I didn't actually feel lucky, but I'm sure I am.

After I'd cleaned up the best I could, I invited her -- nicely, I swear, and calmly; she was upset enough for all of us -- to sit in my car herself to see that it really wasn't hot at all. I'm delighted that she refused, because out of four sitting spots, two were fouled with canine manure and one with an elderly dog. I told her she might be less angry if she had more facts.

But she was full of righteous indignation -- one of my favorite drugs -- and adrenalin (which I don't like), so a reasonable conversation really wasn't in the offing. As I buckled up, she yelled, sarcastically, that she supposed I treated my dogs differently in each season. Driving away, I thought, well yeah: I do. Gee, and I dress myself differently, too. And I take an umbrella or not.
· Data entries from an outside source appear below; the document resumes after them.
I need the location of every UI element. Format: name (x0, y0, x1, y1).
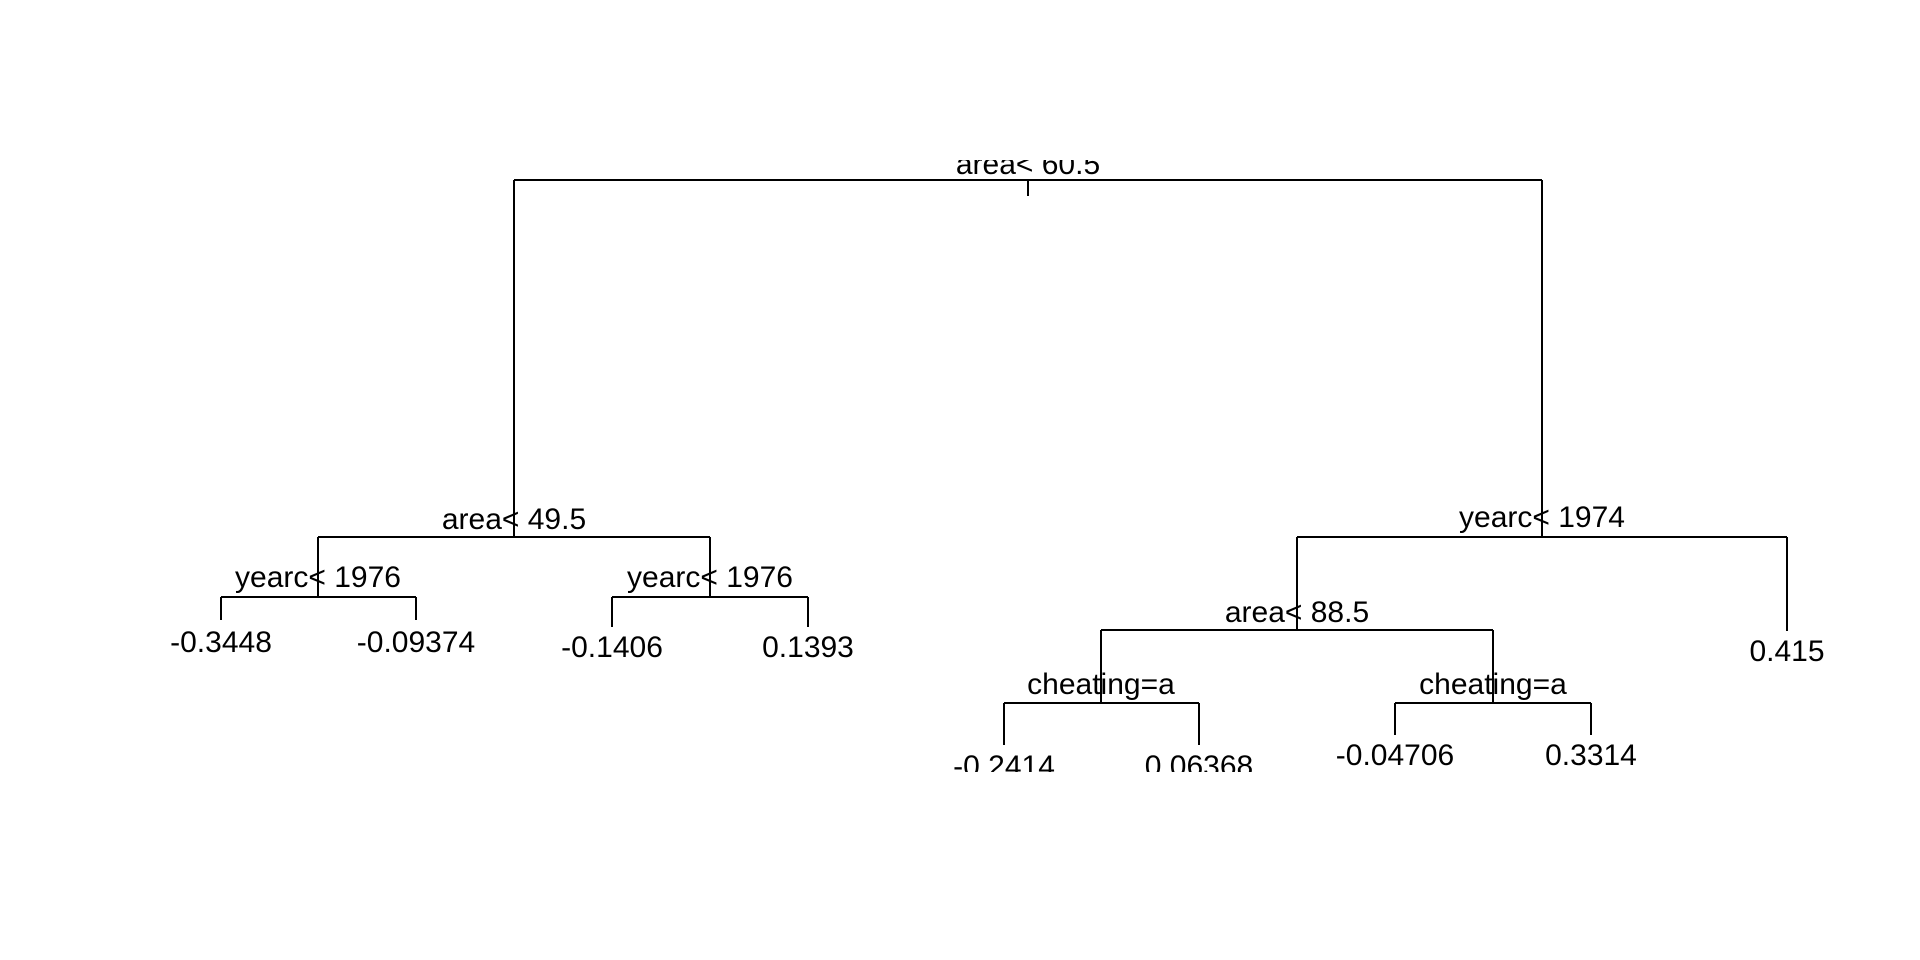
leaf-value: 0.1393 (762, 631, 854, 664)
split-label-n3: yearc< 1974 (1459, 501, 1625, 534)
tree-plot-region: area< 60.5 area< 49.5 yearc< 1974 yearc<… (170, 148, 1824, 783)
tree-branches (220, 179, 1788, 745)
split-label-n8: cheating=a (1419, 668, 1567, 701)
leaf-value: -0.1406 (561, 631, 663, 664)
leaf-value: -0.09374 (357, 626, 475, 659)
leaf-value: -0.3448 (170, 626, 272, 659)
leaf-labels: -0.3448 -0.09374 -0.1406 0.1393 -0.2414 … (170, 626, 1824, 783)
leaf-value: 0.06368 (1145, 750, 1253, 783)
split-label-n5: yearc< 1976 (627, 561, 793, 594)
leaf-value: 0.415 (1749, 635, 1824, 668)
split-label-n2: area< 49.5 (442, 503, 586, 536)
split-label-root: area< 60.5 (956, 148, 1100, 181)
leaf-value: -0.04706 (1336, 739, 1454, 772)
split-labels: area< 60.5 area< 49.5 yearc< 1974 yearc<… (235, 148, 1625, 701)
split-label-n7: cheating=a (1027, 668, 1175, 701)
leaf-value: -0.2414 (953, 750, 1055, 783)
split-label-n6: area< 88.5 (1225, 596, 1369, 629)
split-label-n4: yearc< 1976 (235, 561, 401, 594)
leaf-value: 0.3314 (1545, 739, 1637, 772)
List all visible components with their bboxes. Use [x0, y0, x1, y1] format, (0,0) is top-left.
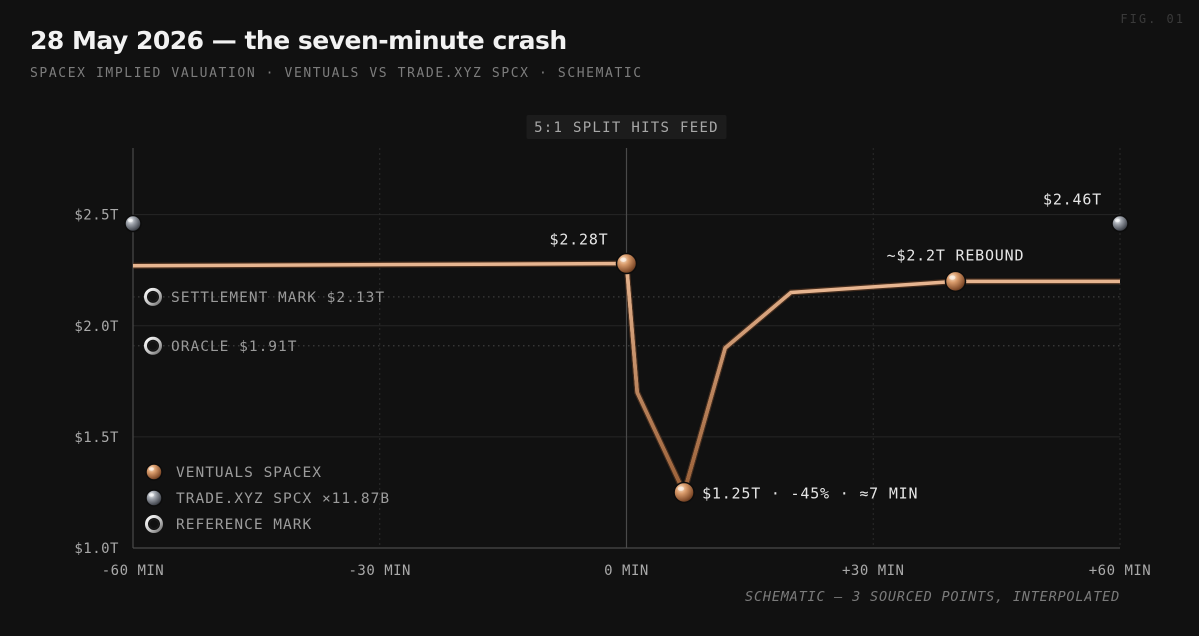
legend-label-0: VENTUALS SPACEX: [176, 465, 322, 481]
legend-label-1: TRADE.XYZ SPCX ×11.87B: [176, 491, 390, 507]
marker-trade-3-ball: [124, 214, 142, 233]
y-tick-label-2: $2.0T: [74, 319, 119, 335]
marker-ventuals-2-shine: [949, 275, 956, 280]
legend-ventuals-icon: [145, 463, 163, 481]
marker-ventuals-1-ball: [673, 481, 695, 504]
legend-reference-icon: [145, 515, 163, 533]
legend-trade-icon-shine: [148, 493, 154, 497]
marker-ventuals-0: [615, 252, 638, 275]
reference-label-0: SETTLEMENT MARK $2.13T: [171, 290, 385, 306]
marker-label-0: $2.28T: [550, 231, 609, 249]
event-label: 5:1 SPLIT HITS FEED: [534, 120, 719, 136]
y-tick-label-3: $2.5T: [74, 208, 119, 224]
marker-ventuals-2-ball: [944, 270, 967, 293]
legend-trade-icon: [145, 489, 163, 507]
x-tick-label-3: +30 MIN: [842, 563, 905, 579]
legend-ventuals-icon-shine: [148, 467, 154, 471]
marker-label-4: $2.46T: [1043, 191, 1102, 209]
legend-ventuals-icon-ball: [145, 463, 163, 481]
x-tick-label-1: -30 MIN: [348, 563, 411, 579]
x-tick-label-2: 0 MIN: [604, 563, 649, 579]
legend-trade-icon-ball: [145, 489, 163, 507]
reference-mark-icon-1-inner: [148, 340, 158, 351]
reference-mark-icon-1-ring: [144, 336, 162, 355]
marker-trade-3: [124, 214, 142, 233]
marker-ventuals-1: [673, 481, 695, 504]
x-tick-label-0: -60 MIN: [102, 563, 165, 579]
marker-trade-4-ball: [1111, 214, 1129, 233]
reference-mark-icon-0: [144, 287, 162, 306]
marker-trade-4-shine: [1114, 218, 1120, 223]
y-tick-label-1: $1.5T: [74, 430, 119, 446]
reference-mark-icon-0-inner: [148, 291, 158, 302]
marker-ventuals-2: [944, 270, 967, 293]
marker-ventuals-1-shine: [677, 486, 685, 491]
series-crash-segment-0: [624, 263, 793, 498]
legend-label-2: REFERENCE MARK: [176, 517, 312, 533]
marker-label-1: $1.25T · -45% · ≈7 MIN: [702, 484, 918, 502]
reference-mark-icon-0-ring: [144, 287, 162, 306]
marker-trade-3-shine: [127, 218, 133, 223]
event-label-bg: [526, 115, 727, 139]
legend-reference-icon-ring: [145, 515, 163, 533]
reference-label-1: ORACLE $1.91T: [171, 339, 298, 355]
marker-trade-4: [1111, 214, 1129, 233]
y-tick-label-0: $1.0T: [74, 541, 119, 557]
chart-title: 28 May 2026 — the seven-minute crash: [30, 26, 567, 55]
figure-tag: FIG. 01: [1120, 12, 1185, 26]
chart-subtitle: SPACEX IMPLIED VALUATION · VENTUALS VS T…: [30, 66, 643, 81]
marker-label-2: ~$2.2T REBOUND: [887, 246, 1025, 264]
marker-ventuals-0-shine: [620, 257, 627, 262]
footnote: SCHEMATIC — 3 SOURCED POINTS, INTERPOLAT…: [745, 589, 1120, 605]
reference-mark-icon-1: [144, 336, 162, 355]
x-tick-label-4: +60 MIN: [1089, 563, 1152, 579]
legend-reference-icon-inner: [149, 519, 159, 529]
marker-ventuals-0-ball: [615, 252, 638, 275]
Yeah. It was just ugly and I hate that it affects me so. I wish I could just ascertain my own innocence within my own self, and get on with my life -- without her. Instead, I blew off the dog-food part of the trip. After all that babbling earlier today about fragrances, I really wasn't up for a longer ride with stenches, plus my good mood had been shattered, plus it was rush-hour.
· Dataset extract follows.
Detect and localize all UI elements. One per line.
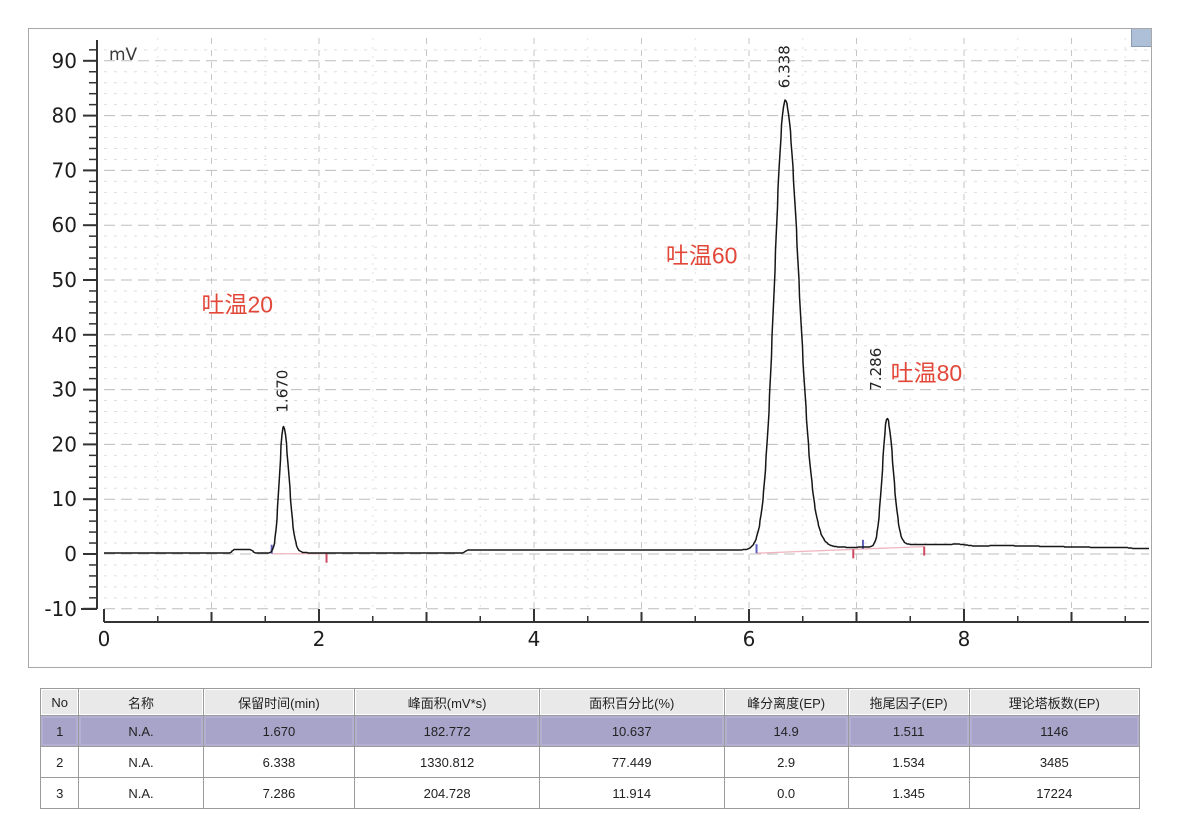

So driving back to Gulfport, a car full of Michiganders in the next lane was charmed by Benji sticking his head out the window, standing proud and brave like a Norse figurehead on a ship (not that figureheads are generally portside ...). The son, maybe eleven, asked if the dog in the back were a Golden Lab. Goodness, no. But I so wanted someone to be right that I simply lied to the lad. "No. She's a cocker spaniel [truth], " I said, "but she's the same color as a Golden Lab [falsehood]."
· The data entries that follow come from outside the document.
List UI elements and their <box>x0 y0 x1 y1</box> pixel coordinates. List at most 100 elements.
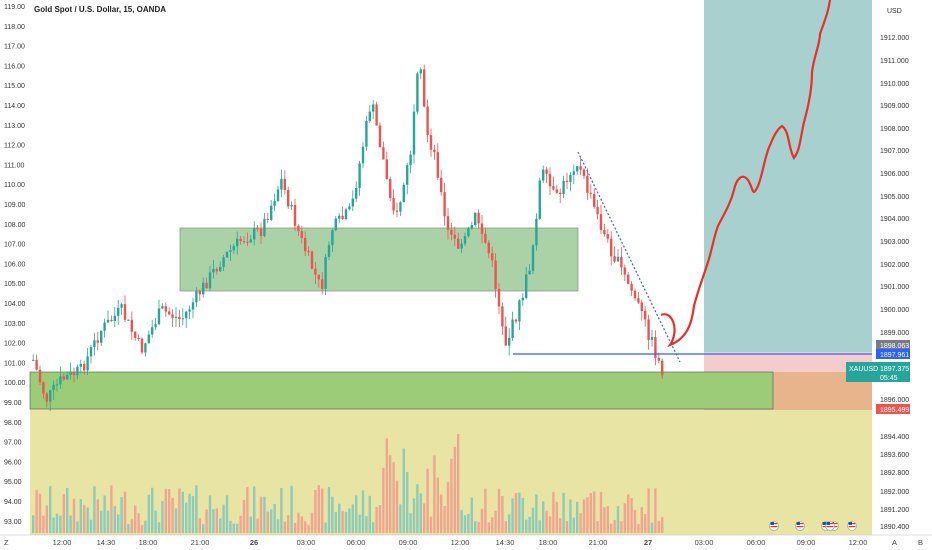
volume-bar <box>307 524 310 533</box>
volume-bar <box>463 515 467 533</box>
candle-body <box>79 363 82 367</box>
candle-body <box>106 319 110 323</box>
volume-bar <box>317 485 320 533</box>
left-axis-tick: 119.00 <box>4 4 25 11</box>
flag-us-icon[interactable] <box>795 521 805 531</box>
left-axis-tick: 95.00 <box>4 479 22 486</box>
left-axis-tick: 93.00 <box>4 519 22 526</box>
candle-body <box>562 180 565 194</box>
candle-body <box>453 234 456 239</box>
candle-body <box>545 169 548 174</box>
candle-body <box>657 357 660 361</box>
candle-body <box>249 239 252 243</box>
volume-bar <box>110 485 113 533</box>
right-axis-tick: 1911.000 <box>880 58 909 65</box>
volume-bar <box>548 516 552 533</box>
flag-us-icon[interactable] <box>825 521 835 531</box>
volume-bar <box>606 506 609 533</box>
candle-body <box>426 106 429 136</box>
left-axis-tick: 98.00 <box>4 420 22 427</box>
volume-bar <box>494 510 497 533</box>
left-axis-tick: 108.00 <box>4 222 26 229</box>
volume-bar <box>402 448 405 533</box>
candle-body <box>582 169 586 176</box>
volume-bar <box>38 493 42 533</box>
left-axis-tick: 107.00 <box>4 242 26 249</box>
volume-bar <box>314 490 317 533</box>
right-axis-tick: 1894.400 <box>880 434 909 441</box>
volume-bar <box>263 496 266 533</box>
volume-bar <box>409 513 412 533</box>
right-axis-tick: 1891.200 <box>880 507 909 514</box>
auto-scale-button[interactable]: A <box>892 538 897 547</box>
candle-body <box>110 319 113 322</box>
candle-body <box>35 359 38 370</box>
right-axis-tick: 1906.000 <box>880 171 909 178</box>
candle-body <box>100 330 103 343</box>
volume-bar <box>654 488 657 533</box>
volume-bar <box>239 515 242 533</box>
volume-bar <box>32 515 35 533</box>
time-axis[interactable]: 12:00 14:30 18:00 21:00 26 03:00 06:00 09:00 12:… <box>53 538 868 547</box>
candle-body <box>460 243 463 249</box>
volume-bar <box>372 522 375 533</box>
candle-body <box>351 198 354 207</box>
volume-bar <box>103 495 106 533</box>
candle-body <box>569 174 572 183</box>
candle-body <box>610 238 613 257</box>
candle-body <box>338 215 341 219</box>
volume-bar <box>89 519 93 533</box>
time-axis-tick: 03:00 <box>695 538 714 547</box>
flag-us-icon[interactable] <box>847 521 857 531</box>
volume-bar <box>419 493 422 533</box>
candle-body <box>290 204 293 207</box>
flag-us-icon[interactable] <box>769 521 779 531</box>
candle-body <box>406 165 409 185</box>
right-price-axis[interactable]: 1912.000 1911.000 1910.000 1909.000 1908.000… <box>880 35 909 531</box>
candle-body <box>195 290 198 303</box>
volume-bar <box>348 508 351 533</box>
left-axis-tick: 103.00 <box>4 321 26 328</box>
volume-bar <box>542 501 545 533</box>
candle-body <box>137 337 140 339</box>
candle-body <box>59 376 62 385</box>
volume-bar <box>62 494 65 533</box>
candle-body <box>640 302 643 311</box>
candle-body <box>263 218 266 236</box>
volume-bar <box>198 518 201 533</box>
candle-body <box>606 234 609 239</box>
candle-body <box>378 125 382 148</box>
volume-bar <box>229 520 232 533</box>
time-axis-tick: 06:00 <box>747 538 766 547</box>
volume-bar <box>246 487 249 533</box>
candle-body <box>219 267 222 272</box>
volume-bar <box>361 490 365 533</box>
candle-body <box>161 306 164 309</box>
volume-bar <box>440 494 443 533</box>
log-scale-button[interactable]: B <box>918 538 923 547</box>
candle-body <box>579 166 582 170</box>
candle-body <box>134 331 137 338</box>
candle-body <box>358 163 361 188</box>
volume-bar <box>208 495 212 533</box>
volume-bar <box>283 521 286 533</box>
volume-bar <box>375 506 378 533</box>
volume-bar <box>443 505 446 533</box>
volume-bar <box>576 501 579 533</box>
candle-body <box>467 228 470 237</box>
candle-body <box>382 147 385 160</box>
volume-bar <box>382 467 385 533</box>
right-axis-tick: 1890.400 <box>880 524 909 531</box>
volume-bar <box>565 521 569 533</box>
volume-bar <box>185 502 188 533</box>
candle-body <box>225 251 229 258</box>
volume-bar <box>45 505 48 533</box>
candle-body <box>504 326 507 346</box>
right-axis-tick: 1892.000 <box>880 489 909 496</box>
volume-bar <box>480 508 484 533</box>
candle-body <box>321 279 324 289</box>
volume-bar <box>188 493 191 533</box>
volume-bar <box>270 509 273 533</box>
That made me feel a little better. And when I got home and had cleaned up the car, I saw that my second cousin had a new blog entry (www.frankandmeg.com) about skiing in Colorado, so I read and watched that. It entertained and distracted me, although I must say that a lifetime without ever seeing a raw Rocky Mountain Oyster would have been a serene lifetime. My cousin's the Meg in frankandmeg.

Still, it takes a lot of effort to overcome negative experiences, doesn't it? Is that true for you, too, or am I just a faint-hearted, delicate thang? I have thought before that if even a tiny grain of truth lives in an otherwise unfair accusation, I can feel enough guilt to cover the world. But there's not the teeniest bit of fact in that woman's scene today, and I am still unduly affected by it. Well, I am a Libra, and you know how we hate injustice. In fact, Mom's most-repeated phrase (to me, anyhow) was, "No one ever said it was going to be fair." I trust that was in response to my chronic whining of, "But it's not fair!"

If everyone in my life is a reflection of me -- and there is a school of thought that believes so (but I am not a registered student there) -- then, what? I unjustly accuse people of wrongs they haven't actually committed? I think I need to straighten everyone out?

Yikes. I'd rather talk about bull balls.